Atualmente o cinema tem posto para o teatro para crianças um enorme desafio. Isto porque, ao passo em que o teatro para a infância encontra dificuldade para se renovar tematicamente, o cinema, ao contrário, traz para a tela temas que são ao mesmo tempo contemporâneos e divertidos, às vezes nem tão divertidos, mas sempre inteligentes, que tratam a inteligência da criança na medida exata do que ela é, e por isso o cinema tem sido capaz de seduzir não apenas as crianças, mas aos pais também.
Ora, algo que é bom nessa área não é bom apenas para as crianças, mas o é para o adulto também. Invertendo a lógica do José Celso Martinez Corrêa, eu diria que qualquer teatro para criança é bom quando é bem feito, qualquer teatro para criança seduz o adulto por ser teatro, não por ser infantil.
Ao contrário do que se possa pensar o público infantil é exigente sim. O grande desafio do teatro para crianças é o de entender que a criança não pode e não deve ser tratada como se fosse uma ingênua criatura, e que o teatro teria uma função didático-pedagógica em sua formação. Armadilha esta da qual o cinema se livrou já tem algum tempo.

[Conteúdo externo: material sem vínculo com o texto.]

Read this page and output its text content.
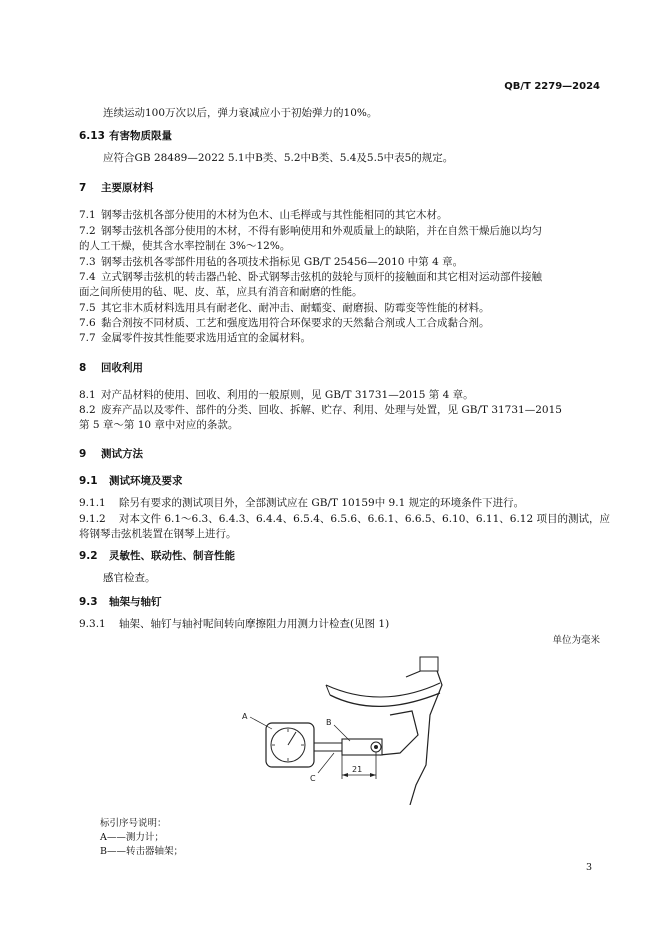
QB/T 2279—2024
连续运动100万次以后，弹力衰减应小于初始弹力的10%。
6.13 有害物质限量
应符合GB 28489—2022 5.1中B类、5.2中B类、5.4及5.5中表5的规定。
7 主要原材料
7.1 钢琴击弦机各部分使用的木材为色木、山毛榉或与其性能相同的其它木材。
7.2 钢琴击弦机各部分使用的木材，不得有影响使用和外观质量上的缺陷，并在自然干燥后施以均匀
的人工干燥，使其含水率控制在 3%～12%。
7.3 钢琴击弦机各零部件用毡的各项技术指标见 GB/T 25456—2010 中第 4 章。
7.4 立式钢琴击弦机的转击器凸轮、卧式钢琴击弦机的鼓轮与顶杆的接触面和其它相对运动部件接触
面之间所使用的毡、呢、皮、革，应具有消音和耐磨的性能。
7.5 其它非木质材料选用具有耐老化、耐冲击、耐蠕变、耐磨损、防霉变等性能的材料。
7.6 黏合剂按不同材质、工艺和强度选用符合环保要求的天然黏合剂或人工合成黏合剂。
7.7 金属零件按其性能要求选用适宜的金属材料。
8 回收利用
8.1 对产品材料的使用、回收、利用的一般原则，见 GB/T 31731—2015 第 4 章。
8.2 废弃产品以及零件、部件的分类、回收、拆解、贮存、利用、处理与处置，见 GB/T 31731—2015
第 5 章～第 10 章中对应的条款。
9 测试方法
9.1 测试环境及要求
9.1.1 除另有要求的测试项目外，全部测试应在 GB/T 10159中 9.1 规定的环境条件下进行。
9.1.2 对本文件 6.1～6.3、6.4.3、6.4.4、6.5.4、6.5.6、6.6.1、6.6.5、6.10、6.11、6.12 项目的测试，应
将钢琴击弦机装置在钢琴上进行。
9.2 灵敏性、联动性、制音性能
感官检查。
9.3 轴架与轴钉
9.3.1 轴架、轴钉与轴衬呢间转向摩擦阻力用测力计检查(见图 1)
单位为毫米
21
A
B
C
标引序号说明：
A——测力计；
B——转击器轴架；
3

Foi com esse olhar que eu fui assistir ao espetáculo Brincadeiras, da Cia Metamorfose, de Manaus, no Teatro Barreto Júnior, Recife, durante o Seminário Internacional de Crítica Teatral.
No programa, encontro a confissão sincera do autor do texto, o baiano Raimundo Matos de Leão, quando ele afirma que passados tantos anos após ter escrito o texto, ainda lhe vem à lembrança a insegurança que vivenciou ao compor este que é o seu primeiro texto destinado ao teatro para crianças.
Mas se a insegurança é uma terrível condição do autor, em relação à montagem dirigida por Socorro Andrade, eu creio que ele pode ficar bem tranquilo, porque o espetáculo é bastante divertido, dinâmico, conduzido por quatro atores jovens, estudantes de teatro, e com muito bom domínio de palco. O espetáculo é criativo e alegre, cheio de figurinos e de objetos cenográficos usados com bastante propriedade pelos atores. Além do mais, há as músicas executadas ao vivo, algo que o torna ainda mais alegre.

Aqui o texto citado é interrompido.